In other words there is a point in our sinful behavior when chastisement or judgment is expected. For the Jews, it may have already come in their persistent rejection of Jesus as the Messiah. God left them in their unbelief and that in itself is a form of judgment. Later, when the temple of Jerusalem was destroyed in 70 A.D. God’s wrath was also poured out on them. How long will the enemies of God resist His will?

There is an implied warning in this passage which we all need to hear. While we know that God is merciful and compassionate, He is also holy and just. Those who test God’s forbearance in their impenitence will discover that there is a limit to God’s long-suffering.

Outright repentance is what God expects from us in our sins, not delayed obedience. Otherwise His anger will come unexpectedly when the day of salvation is already over. So we always need to examine ourselves and see if there is any wicked ways in us that ‘fill up the measure of our sins.’ God desires for your prompt obedience and growth in holiness, regardless of the situation. And He will do what ought to be done to purify you, even using His rod of discipline.

Now there is also an urgent call here for evangelism and discipleship. While we recognize the dangers and difficulties in bringing the gospel to the world, our task as a church of sending that gospel out and discipling the nations still remain. Who among you are willing to go to China, where believers are persecuted, or to Europe, where Christians are marginalized? Who among you are willing to help the churches in those places witness for and make disciples of Jesus Christ?

And who among us is eager to tell a friend or a co-worker about the love of God in Christ? Who among us is bold enough to warn relatives that the wrath of God is coming to those who do not know God and obey the gospel of our Lord Jesus Christ? Who among us is gentle enough to tell a brother to stop sinning and to repent from sin before it destroys him?

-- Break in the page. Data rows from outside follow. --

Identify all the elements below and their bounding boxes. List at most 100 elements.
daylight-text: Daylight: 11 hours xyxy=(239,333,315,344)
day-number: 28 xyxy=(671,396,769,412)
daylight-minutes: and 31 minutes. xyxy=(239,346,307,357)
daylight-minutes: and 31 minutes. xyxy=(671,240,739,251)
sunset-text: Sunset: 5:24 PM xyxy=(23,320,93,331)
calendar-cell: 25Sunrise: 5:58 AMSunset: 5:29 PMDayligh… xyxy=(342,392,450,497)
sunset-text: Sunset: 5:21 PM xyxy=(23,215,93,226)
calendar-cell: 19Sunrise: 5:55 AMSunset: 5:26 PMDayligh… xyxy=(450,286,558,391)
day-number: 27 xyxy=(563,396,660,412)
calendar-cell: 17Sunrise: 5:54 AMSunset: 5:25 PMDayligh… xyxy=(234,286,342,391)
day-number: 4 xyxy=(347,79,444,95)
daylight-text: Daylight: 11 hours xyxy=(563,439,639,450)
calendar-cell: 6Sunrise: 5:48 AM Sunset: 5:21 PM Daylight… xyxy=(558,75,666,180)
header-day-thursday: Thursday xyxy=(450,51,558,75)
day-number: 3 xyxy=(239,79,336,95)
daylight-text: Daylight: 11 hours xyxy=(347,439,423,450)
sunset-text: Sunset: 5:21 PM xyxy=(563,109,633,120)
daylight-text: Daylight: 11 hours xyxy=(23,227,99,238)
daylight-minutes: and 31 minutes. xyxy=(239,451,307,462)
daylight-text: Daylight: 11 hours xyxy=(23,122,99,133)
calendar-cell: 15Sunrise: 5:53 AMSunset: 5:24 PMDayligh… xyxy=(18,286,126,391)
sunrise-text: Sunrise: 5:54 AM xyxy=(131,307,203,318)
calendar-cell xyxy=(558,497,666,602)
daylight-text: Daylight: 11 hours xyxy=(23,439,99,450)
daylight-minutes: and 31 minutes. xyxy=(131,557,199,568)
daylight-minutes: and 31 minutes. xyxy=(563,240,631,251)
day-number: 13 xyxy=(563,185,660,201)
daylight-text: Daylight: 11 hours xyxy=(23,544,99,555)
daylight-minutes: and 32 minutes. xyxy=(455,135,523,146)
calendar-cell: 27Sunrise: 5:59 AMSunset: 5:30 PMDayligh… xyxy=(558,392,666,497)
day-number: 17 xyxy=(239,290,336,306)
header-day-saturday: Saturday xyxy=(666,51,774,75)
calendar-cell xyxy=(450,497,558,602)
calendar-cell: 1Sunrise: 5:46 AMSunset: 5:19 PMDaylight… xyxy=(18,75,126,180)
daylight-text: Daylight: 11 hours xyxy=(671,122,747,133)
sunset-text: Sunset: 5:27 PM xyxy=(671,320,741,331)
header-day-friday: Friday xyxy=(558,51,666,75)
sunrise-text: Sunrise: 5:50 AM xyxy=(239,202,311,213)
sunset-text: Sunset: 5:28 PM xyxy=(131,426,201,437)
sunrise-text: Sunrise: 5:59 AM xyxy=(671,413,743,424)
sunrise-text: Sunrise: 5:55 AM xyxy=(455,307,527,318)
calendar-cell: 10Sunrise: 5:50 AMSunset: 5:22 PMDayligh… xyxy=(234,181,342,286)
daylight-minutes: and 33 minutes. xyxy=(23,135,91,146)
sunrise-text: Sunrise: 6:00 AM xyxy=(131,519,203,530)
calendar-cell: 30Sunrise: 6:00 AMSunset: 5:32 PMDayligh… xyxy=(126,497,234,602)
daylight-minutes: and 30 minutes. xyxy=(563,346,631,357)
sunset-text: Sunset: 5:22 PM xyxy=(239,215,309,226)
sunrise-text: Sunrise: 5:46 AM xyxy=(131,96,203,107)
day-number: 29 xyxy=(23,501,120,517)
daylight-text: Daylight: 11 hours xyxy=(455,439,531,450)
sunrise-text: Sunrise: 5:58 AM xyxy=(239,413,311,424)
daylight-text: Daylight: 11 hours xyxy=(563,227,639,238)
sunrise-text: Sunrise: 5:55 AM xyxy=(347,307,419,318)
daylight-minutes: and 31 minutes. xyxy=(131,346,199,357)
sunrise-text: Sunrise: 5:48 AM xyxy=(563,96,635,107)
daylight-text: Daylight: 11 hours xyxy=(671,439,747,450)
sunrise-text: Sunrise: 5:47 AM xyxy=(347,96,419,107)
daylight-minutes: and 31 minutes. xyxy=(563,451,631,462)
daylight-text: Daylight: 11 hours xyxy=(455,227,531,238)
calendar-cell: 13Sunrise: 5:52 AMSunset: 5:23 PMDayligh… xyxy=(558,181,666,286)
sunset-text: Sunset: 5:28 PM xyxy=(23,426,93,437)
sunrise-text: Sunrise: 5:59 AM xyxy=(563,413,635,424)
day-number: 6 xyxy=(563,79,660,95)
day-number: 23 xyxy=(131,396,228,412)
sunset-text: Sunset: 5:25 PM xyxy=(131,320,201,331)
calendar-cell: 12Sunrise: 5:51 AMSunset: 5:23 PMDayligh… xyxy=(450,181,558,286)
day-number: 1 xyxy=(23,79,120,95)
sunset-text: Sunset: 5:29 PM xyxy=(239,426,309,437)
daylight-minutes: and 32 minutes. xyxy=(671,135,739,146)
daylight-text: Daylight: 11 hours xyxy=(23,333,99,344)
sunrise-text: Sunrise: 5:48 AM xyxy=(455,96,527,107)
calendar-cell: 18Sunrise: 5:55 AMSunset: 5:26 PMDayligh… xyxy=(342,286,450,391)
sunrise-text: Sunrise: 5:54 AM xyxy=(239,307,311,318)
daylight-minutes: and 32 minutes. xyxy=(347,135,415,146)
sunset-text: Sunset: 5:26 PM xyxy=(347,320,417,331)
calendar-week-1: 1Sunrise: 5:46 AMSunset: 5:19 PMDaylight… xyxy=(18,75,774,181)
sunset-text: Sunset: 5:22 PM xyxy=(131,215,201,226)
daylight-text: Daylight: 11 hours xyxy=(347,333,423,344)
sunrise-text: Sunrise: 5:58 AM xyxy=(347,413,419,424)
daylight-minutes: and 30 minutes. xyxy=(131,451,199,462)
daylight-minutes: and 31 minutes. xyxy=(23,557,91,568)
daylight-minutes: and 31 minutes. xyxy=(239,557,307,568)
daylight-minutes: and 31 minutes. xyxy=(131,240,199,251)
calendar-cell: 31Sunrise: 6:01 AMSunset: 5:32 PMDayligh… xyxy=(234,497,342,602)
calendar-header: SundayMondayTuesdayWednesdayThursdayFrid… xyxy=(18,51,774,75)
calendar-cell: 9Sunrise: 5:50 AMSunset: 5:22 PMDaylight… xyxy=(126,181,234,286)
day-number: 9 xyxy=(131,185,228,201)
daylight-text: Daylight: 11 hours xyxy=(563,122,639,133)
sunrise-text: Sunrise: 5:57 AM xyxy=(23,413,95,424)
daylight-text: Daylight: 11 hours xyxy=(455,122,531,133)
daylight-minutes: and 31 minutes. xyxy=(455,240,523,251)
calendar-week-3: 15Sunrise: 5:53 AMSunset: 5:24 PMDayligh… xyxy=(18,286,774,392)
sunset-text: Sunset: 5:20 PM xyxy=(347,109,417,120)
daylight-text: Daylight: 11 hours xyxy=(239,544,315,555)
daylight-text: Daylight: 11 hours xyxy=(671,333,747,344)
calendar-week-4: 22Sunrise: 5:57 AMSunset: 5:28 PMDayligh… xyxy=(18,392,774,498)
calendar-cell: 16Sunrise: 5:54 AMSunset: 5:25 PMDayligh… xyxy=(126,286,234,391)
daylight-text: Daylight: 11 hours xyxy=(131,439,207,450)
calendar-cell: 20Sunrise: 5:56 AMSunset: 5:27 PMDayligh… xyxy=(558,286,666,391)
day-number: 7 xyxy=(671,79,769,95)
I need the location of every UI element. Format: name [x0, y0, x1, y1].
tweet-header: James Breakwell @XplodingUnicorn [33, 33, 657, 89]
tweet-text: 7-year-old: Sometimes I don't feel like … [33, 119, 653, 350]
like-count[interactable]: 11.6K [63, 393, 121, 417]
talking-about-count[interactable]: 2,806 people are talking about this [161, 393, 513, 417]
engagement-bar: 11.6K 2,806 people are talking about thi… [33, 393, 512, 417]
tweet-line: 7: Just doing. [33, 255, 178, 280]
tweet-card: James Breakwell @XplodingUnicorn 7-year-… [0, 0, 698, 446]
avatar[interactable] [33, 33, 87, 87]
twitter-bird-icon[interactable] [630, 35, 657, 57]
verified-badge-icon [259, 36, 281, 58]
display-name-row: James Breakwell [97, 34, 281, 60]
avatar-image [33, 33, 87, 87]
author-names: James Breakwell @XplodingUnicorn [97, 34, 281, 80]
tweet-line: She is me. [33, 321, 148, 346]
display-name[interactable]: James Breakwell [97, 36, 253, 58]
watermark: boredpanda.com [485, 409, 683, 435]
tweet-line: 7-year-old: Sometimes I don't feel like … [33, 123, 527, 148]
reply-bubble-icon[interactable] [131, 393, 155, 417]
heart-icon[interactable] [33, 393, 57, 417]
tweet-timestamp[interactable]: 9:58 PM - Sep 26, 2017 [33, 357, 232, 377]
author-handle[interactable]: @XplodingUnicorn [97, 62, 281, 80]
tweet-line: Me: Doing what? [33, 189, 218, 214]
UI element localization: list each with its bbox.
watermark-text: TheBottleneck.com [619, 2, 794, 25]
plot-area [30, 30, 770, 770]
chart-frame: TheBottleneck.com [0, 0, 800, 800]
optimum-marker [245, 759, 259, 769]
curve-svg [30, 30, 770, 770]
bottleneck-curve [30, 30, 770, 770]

As a pastor and minister of the gospel, it is always rewarding to see those whom I preach grow and mature in the faith. The same thing, I suppose, for every minister and elder. And so Paul could not contain himself but express his thankfulness to God for the Thessalonians’ warm reception of the Word of God.

Further, Paul is delighted to see these new believers grow in their faith in God and love for the brethren. It would always be a great pleasure for me and the elders in our church to see God’s people embrace the Word of God and live out their faith in Jesus Christ wherever they are and whatever situation they are in.

May God grant us the joy to persevere in our service to Him for the sake of the gospel and for the sake of His kingdom.